Friday, January 13, 2012

On Why Lawyers Should Never be Required to Report Their Own Clients

It's been a month since the last time I wrote in this blog. I guess vacation time is really over. Anyway, yesterday I read a interesting news from Kompas. Apparently, one of the former chiefs of the Commission of Corruption Eradication (KPK) had an idea that lawyers of corruption case suspects must report the payment for their service that they received from their client to the anti money laundering authorities. The reason for this policy? Because they believe that there is a good indication that the money is coming from corruption and therefore the lawyers must report it.

Although I am always sympathetic with anti corruption movement and would love to hear new innovations, I can't believe that a former lawyer could actually voice this perverse idea. Sure, having this kind of mandatory reporting could be a good screening mechanism. Those who report would probably have no case at all, while for those who refuse to report, we can expect that there is something fishy is going around. Would not that produce an efficient way of legal enforcement?

The answer is no. There is a good reason why lawyers are sworn not to provide any information to third parties that might jeopardize the interest of their clients. A good analogy to this issue is the market for health insurance. One of the main problems of health insurance industry is the fact that there is a huge information asymmetry between the insurance companies and the policy holders. Insurance companies get money from this business by pooling the money from their clients and hoping that the amount of the pooled money will exceed the total money that they will pay for the claimants. Of course, the pooled money are just a fraction of the total expected health costs of the policy holders depending on the probability of paying the insurance claims in the future.

As you can see, there is a huge incentive for people with high health risks to buy insurance policy while people who know that they are quite healthy will most likely refuse to purchase an insurance policy (unless they are risk averse or the price is acceptable to them). In case the numbers of high risk people beat the numbers of low risk people significantly, a market of lemon will soon be created where insurance companies will be flooded with high risk policy holders and the insurance premium will be increased to cover the higher probability of insurance claims payment. In one instance, the premium can reach a level where those who actually really need the insurance cannot afford the price and those who are previously interested to buy the insurance policy refuse to do so. A solution for this problem is to require all people to buy mandatory health insurance policy in order to reduce the premium amount (see as an example, automatic insurance for employees).

Similar thing would also happen once lawyers have the obligation to report anything fishy related to their clients (I mean, if you do this for corruption cases, we should also do the same for all criminal cases, from thievery to murder and rape crimes, why bother making the differentiation?). Being a lawyer myself, I could assure you that lawyers are the master of covering their own liabilities. Rather than being a victim, the lawyers will eventually report the client to the related authorities. There would be no incentives for lawyers to protect the interest of their client. Once they know that their clients are most probably guilty, they will stop representing their client since they are being required to report things that may jeopardize their clients' interest. Why bother having state attorneys if that's the practice?

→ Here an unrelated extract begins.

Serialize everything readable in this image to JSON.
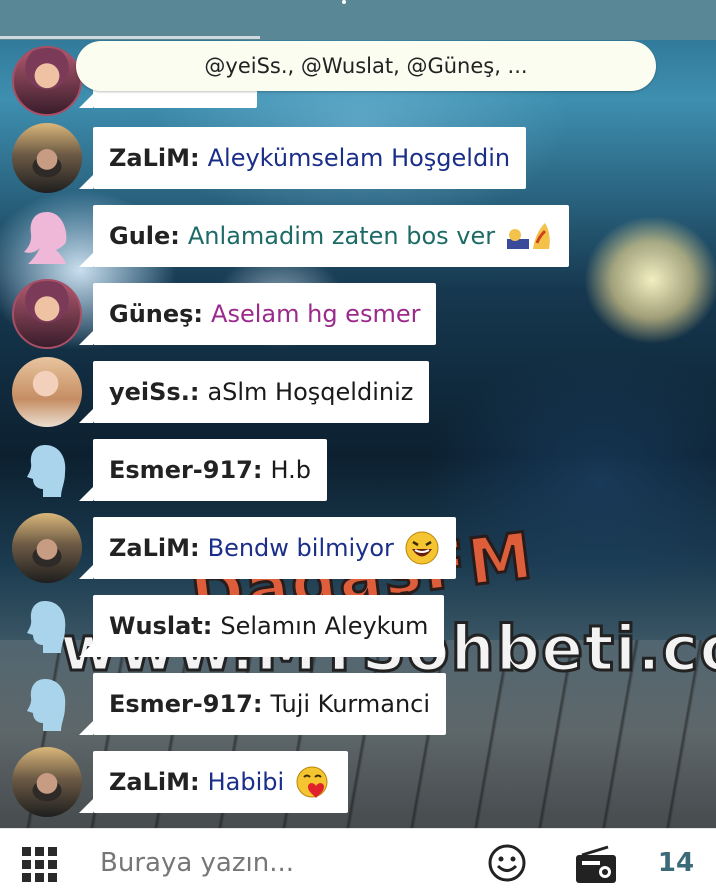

And clients are not stupid, some will refuse to use lawyers services because of fear of being betrayed, in which we can assume that they are indeed guilty. But that is a very dangerous assumption. One of the basic principles in criminal law is that we cannot punish someone based only on assumptions. That's why we have the "beyond the reasonable doubt" rule. Punishing the wrong people or giving a punishment which is not in accordance with the severity of the criminal activities is not efficient since it lowers the costs of doing criminal activities (the lower the probability of getting punished, the lower the costs of crime). Thus, we invest in creating a rule that can produce the most correct result (or at least we hope to).

Creating a system where lawyers can turn out to be their clients own enemy once they deem that the clients are most likely guilty is not helpful at all. Those who are really in need of legal assistance will be excluded from the legal service. We need to understand that law is not an easy subject for most of the common people and they might not always understand whether they have done something wrong or not. That's why we create a system where lawyers act as their assistant in understanding the legal issues that they will face in the court and that the lawyers will protect the confidentiality of any information that they receive from the client. This is the essence of presumption of innocence. To ensure that the system will work, there must be a relationship of trust between the lawyers and the clients.

This bring us to the second reason. If people don't use the service of lawyers if they don't believe their own lawyers, the number of clients will decrease. Depending on the situation, there can be two possibilities. One, the end of lawyers business. Second, an increase in the fee of lawyers and a new business focusing on the clients who solely conduct validly legal activities. I am certain that this is not the intention of having lawyers in our legal system. It might be hard to accept, but the only way for the whole system to work is to let lawyers represent all the people regardless of the fact whether they are really guilty or not.   

In any way, I am happy that the idea has been rejected by the legislators. At least now I can find something that I could agree with them after all these years.